Background: Estrogen has, in the past, been widely recognized as an endogenous hormone that aids in the prevention of cardiovascular disease in postmenopausal women. However, conjugated equine estrogen with or without sequentially administered medroxyprogesterone, was demonstrated to provide no benefit in the prevention of cardiovascular disease and may in fact, aid in the progression of atherosclerotic disease in women on this type of hormone replacement therapy. More randomized controlled trials have been conducted recently to examine the effect of oral 17β-estradiol as opposed to conjugated equine estrogen, on the progression of atherosclerotic disease in postmenopausal women.
Objective: To determine whether oral 17β-estradiol with or without sequentially administered progestogen therapy has an effect on the progression and/or prevention of cardiovascular disease in postmenopausal women.
Study Design: Systematic review of the available medical literature.
Methods: An exhaustive systematic review of the medical literature was conducted using, MEDLINE, EBSCOhost, and EBMR Multifile using the keywords “estrogen replacement therapy” and “cardiovascular diseases.” Trials were only included in this review if published after 2001 and if the trial was randomized and controlled. Studies were rated using the Jadad criteria, and only studies with a Jadad score of 3 or higher were included in this review.
Results: Overall it was found that in three studies atherosclerotic risk was decreased in women on HRT, in three studies atherosclerotic risk was increased in women on HRT, and one study indicated no slowing in progression of atherosclerosis but decreased risk for cardiovascular disease by improving lipid profiles. It is important to note that all of the studies examined in this systematic review demonstrated a decrease in cardiovascular risk in patients taking HRT when the endpoint measured was a serum biochemical marker. The studies that demonstrated an increased risk for cardiovascular disease in women taking HRT measured endpoints including percent coronary or carotid artery stenosis.

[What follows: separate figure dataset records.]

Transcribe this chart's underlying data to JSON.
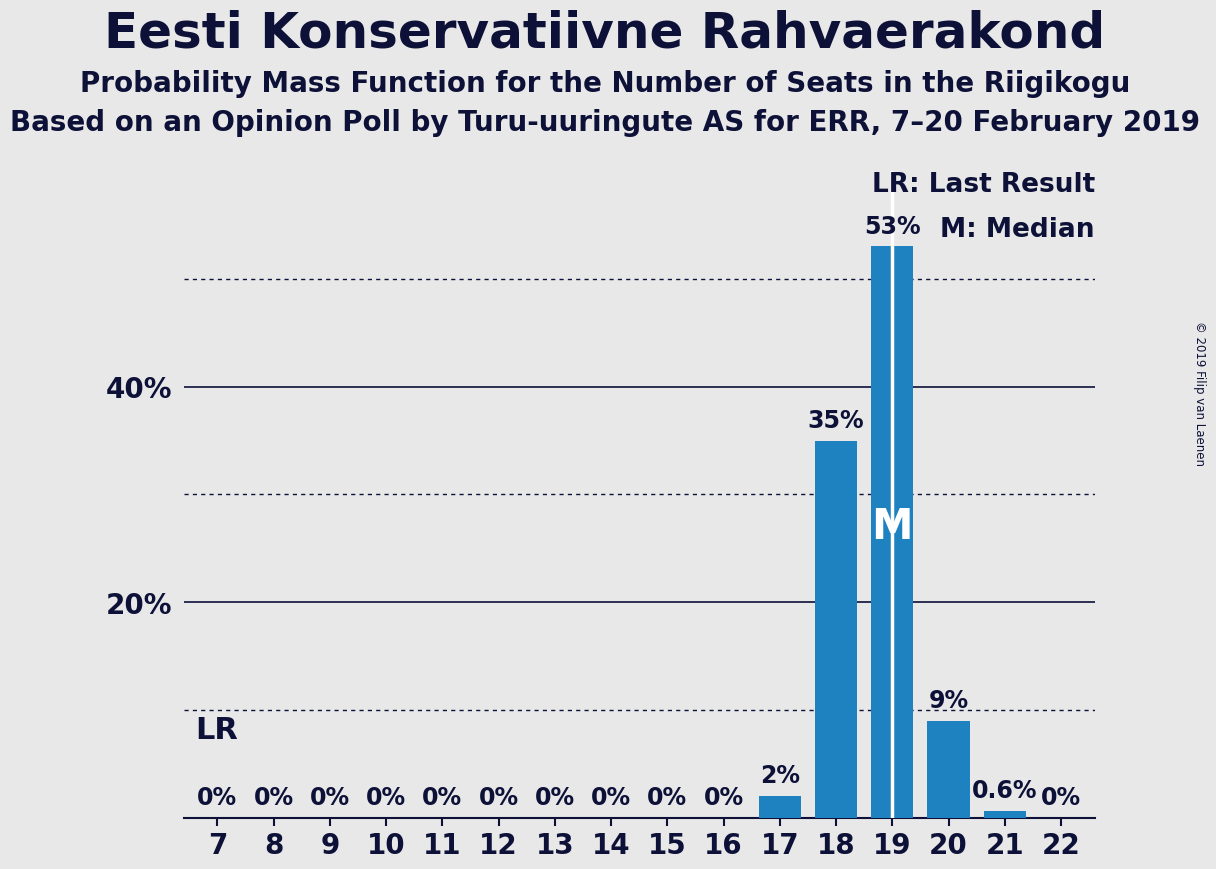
{
  "title": "Eesti Konservatiivne Rahvaerakond",
  "subtitle1": "Probability Mass Function for the Number of Seats in the Riigikogu",
  "subtitle2": "Based on an Opinion Poll by Turu-uuringute AS for ERR, 7–20 February 2019",
  "copyright": "© 2019 Filip van Laenen",
  "seats": [
    7,
    8,
    9,
    10,
    11,
    12,
    13,
    14,
    15,
    16,
    17,
    18,
    19,
    20,
    21,
    22
  ],
  "probabilities": [
    0,
    0,
    0,
    0,
    0,
    0,
    0,
    0,
    0,
    0,
    2,
    35,
    53,
    9,
    0.6,
    0
  ],
  "bar_color": "#1f82c0",
  "background_color": "#e8e8e8",
  "text_color": "#0d1137",
  "median_seat": 19,
  "median_line_color": "#ffffff",
  "grid_lines_dotted": [
    10,
    30,
    50
  ],
  "grid_lines_solid": [
    20,
    40
  ],
  "ylim": [
    0,
    60
  ],
  "title_fontsize": 36,
  "subtitle_fontsize": 20,
  "tick_fontsize": 20,
  "annotation_fontsize": 17,
  "legend_fontsize": 19,
  "median_label": "M",
  "legend_lr": "LR: Last Result",
  "legend_m": "M: Median",
  "lr_label": "LR",
  "lr_label_fontsize": 22,
  "median_m_fontsize": 30
}
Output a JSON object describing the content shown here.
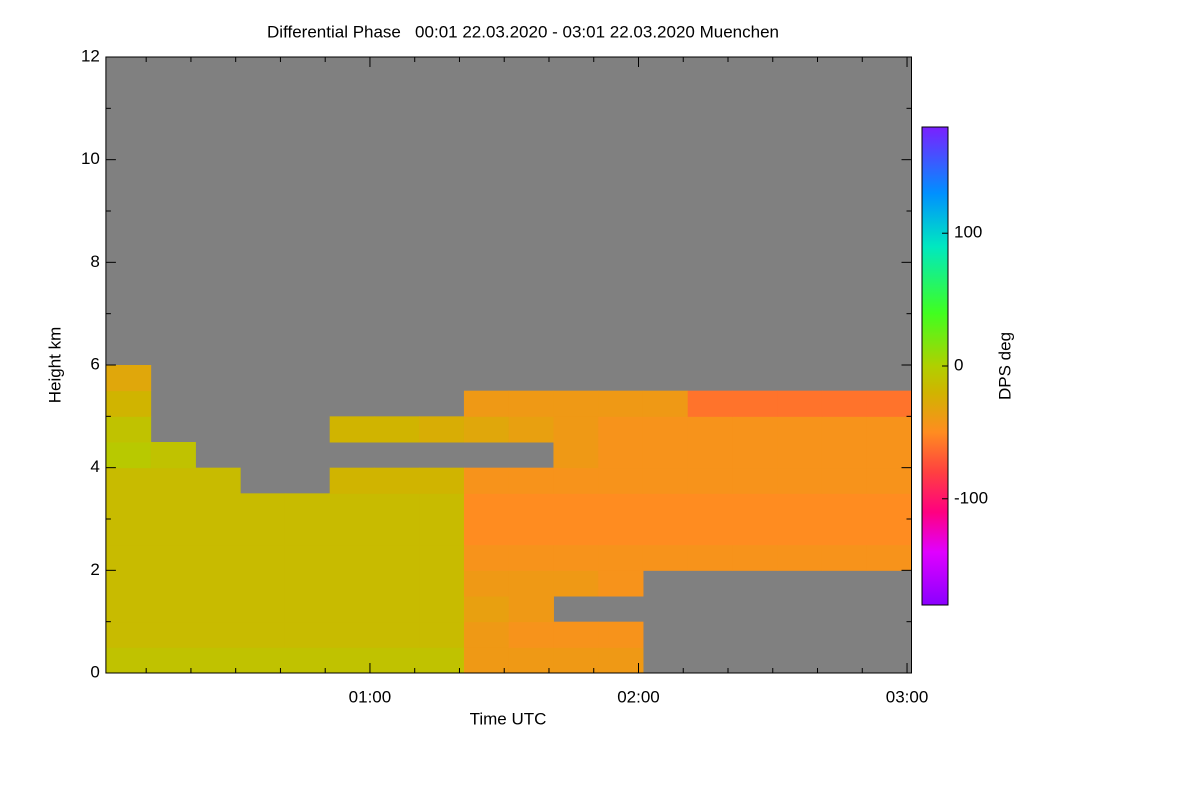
{
  "chart_data": {
    "type": "heatmap",
    "title": "Differential Phase   00:01 22.03.2020 - 03:01 22.03.2020 Muenchen",
    "xlabel": "Time UTC",
    "ylabel": "Height km",
    "colorbar_label": "DPS deg",
    "background": "#808080",
    "xlim": [
      1,
      181
    ],
    "xticks": [
      {
        "value": 60,
        "label": "01:00"
      },
      {
        "value": 120,
        "label": "02:00"
      },
      {
        "value": 180,
        "label": "03:00"
      }
    ],
    "xminorticks": [
      10,
      20,
      30,
      40,
      50,
      70,
      80,
      90,
      100,
      110,
      130,
      140,
      150,
      160,
      170
    ],
    "ylim": [
      0,
      12
    ],
    "yticks": [
      0,
      2,
      4,
      6,
      8,
      10,
      12
    ],
    "yminorticks": [
      1,
      3,
      5,
      7,
      9,
      11
    ],
    "clim": [
      -180,
      180
    ],
    "cticks": [
      -100,
      0,
      100
    ],
    "colorscale": [
      [
        -180,
        "#8a00ff"
      ],
      [
        -140,
        "#e000ff"
      ],
      [
        -110,
        "#ff0080"
      ],
      [
        -80,
        "#ff4040"
      ],
      [
        -50,
        "#ff8c20"
      ],
      [
        -20,
        "#d0b400"
      ],
      [
        0,
        "#b0d000"
      ],
      [
        40,
        "#40ff20"
      ],
      [
        90,
        "#00e8c0"
      ],
      [
        130,
        "#0090ff"
      ],
      [
        180,
        "#7a20ff"
      ]
    ],
    "x_bins": [
      1,
      11,
      21,
      31,
      41,
      51,
      61,
      71,
      81,
      91,
      101,
      111,
      121,
      131,
      141,
      151,
      161,
      171,
      181
    ],
    "y_bins": [
      0,
      0.5,
      1,
      1.5,
      2,
      2.5,
      3,
      3.5,
      4,
      4.5,
      5,
      5.5,
      6
    ],
    "z": [
      [
        -10,
        -10,
        -10,
        -10,
        -10,
        -10,
        -10,
        -10,
        -40,
        -40,
        -40,
        -40,
        null,
        null,
        null,
        null,
        null,
        null
      ],
      [
        -15,
        -15,
        -15,
        -15,
        -15,
        -15,
        -15,
        -15,
        -40,
        -45,
        -45,
        -45,
        null,
        null,
        null,
        null,
        null,
        null
      ],
      [
        -15,
        -15,
        -15,
        -15,
        -15,
        -15,
        -15,
        -15,
        -35,
        -40,
        null,
        null,
        null,
        null,
        null,
        null,
        null,
        null
      ],
      [
        -15,
        -15,
        -15,
        -15,
        -15,
        -15,
        -15,
        -15,
        -40,
        -40,
        -40,
        -45,
        null,
        null,
        null,
        null,
        null,
        null
      ],
      [
        -15,
        -15,
        -15,
        -15,
        -15,
        -15,
        -15,
        -15,
        -45,
        -45,
        -45,
        -45,
        -45,
        -45,
        -45,
        -45,
        -45,
        -45
      ],
      [
        -15,
        -15,
        -15,
        -15,
        -15,
        -15,
        -15,
        -15,
        -50,
        -50,
        -50,
        -50,
        -50,
        -50,
        -50,
        -50,
        -50,
        -50
      ],
      [
        -15,
        -15,
        -15,
        -15,
        -15,
        -15,
        -15,
        -15,
        -50,
        -50,
        -50,
        -50,
        -50,
        -50,
        -50,
        -50,
        -50,
        -50
      ],
      [
        -15,
        -15,
        -15,
        null,
        null,
        -20,
        -20,
        -20,
        -45,
        -45,
        -45,
        -45,
        -45,
        -45,
        -45,
        -45,
        -45,
        -45
      ],
      [
        -5,
        -10,
        null,
        null,
        null,
        null,
        null,
        null,
        null,
        null,
        -40,
        -45,
        -45,
        -45,
        -45,
        -45,
        -45,
        -45
      ],
      [
        -10,
        null,
        null,
        null,
        null,
        -20,
        -20,
        -25,
        -30,
        -35,
        -40,
        -45,
        -45,
        -45,
        -45,
        -45,
        -45,
        -45
      ],
      [
        -20,
        null,
        null,
        null,
        null,
        null,
        null,
        null,
        -40,
        -40,
        -40,
        -40,
        -40,
        -60,
        -60,
        -60,
        -60,
        -60
      ],
      [
        -30,
        null,
        null,
        null,
        null,
        null,
        null,
        null,
        null,
        null,
        null,
        null,
        null,
        null,
        null,
        null,
        null,
        null
      ]
    ]
  }
}
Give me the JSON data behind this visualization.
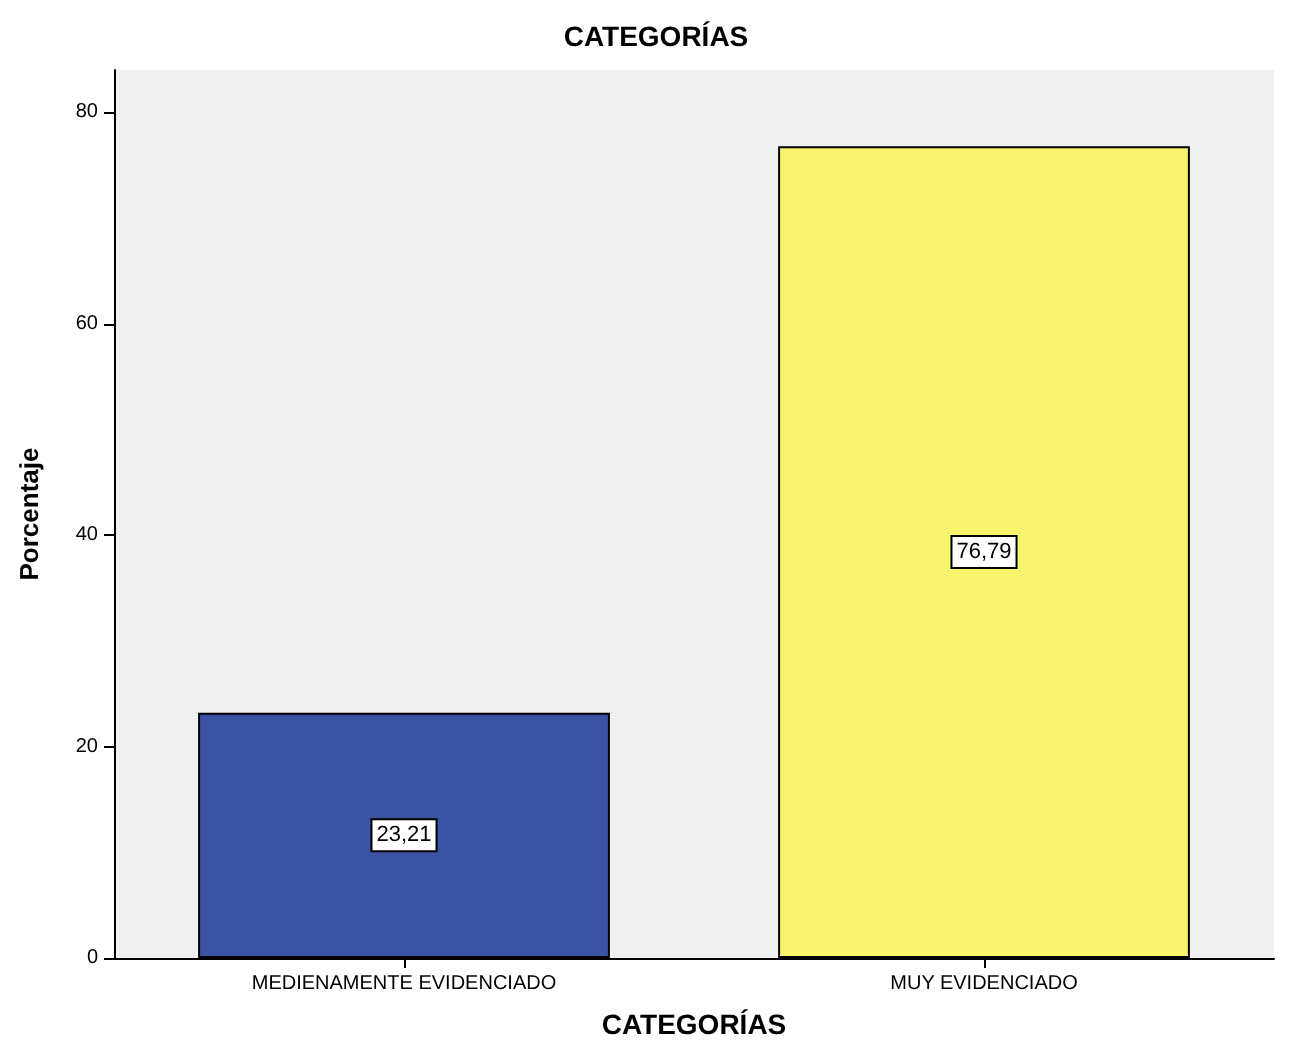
{
  "chart_data": {
    "type": "bar",
    "title": "CATEGORÍAS",
    "xlabel": "CATEGORÍAS",
    "ylabel": "Porcentaje",
    "categories": [
      "MEDIENAMENTE EVIDENCIADO",
      "MUY EVIDENCIADO"
    ],
    "values": [
      23.21,
      76.79
    ],
    "colors": [
      "#3a53a4",
      "#f8f46e"
    ],
    "value_labels": [
      "23,21",
      "76,79"
    ],
    "ylim": [
      0,
      84
    ],
    "yticks": [
      0,
      20,
      40,
      60,
      80
    ],
    "grid": false
  }
}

Conclusion: Estrogen replacement therapy using 17β-estradiol appears to reduce multiple biochemical endpoints for cardiovascular disease risk including improving lipid profiles and decreasing inflammation. However, 17β-estradiol does not have a positive effect on the progression of atherosclerosis in the carotid or coronary arteries. Therefore, 17β-estradiol may reduce cardiovascular disease risk but evidence does not suggest that this improvement in lipid profiles and inflammation actually affects atherosclerosis progression.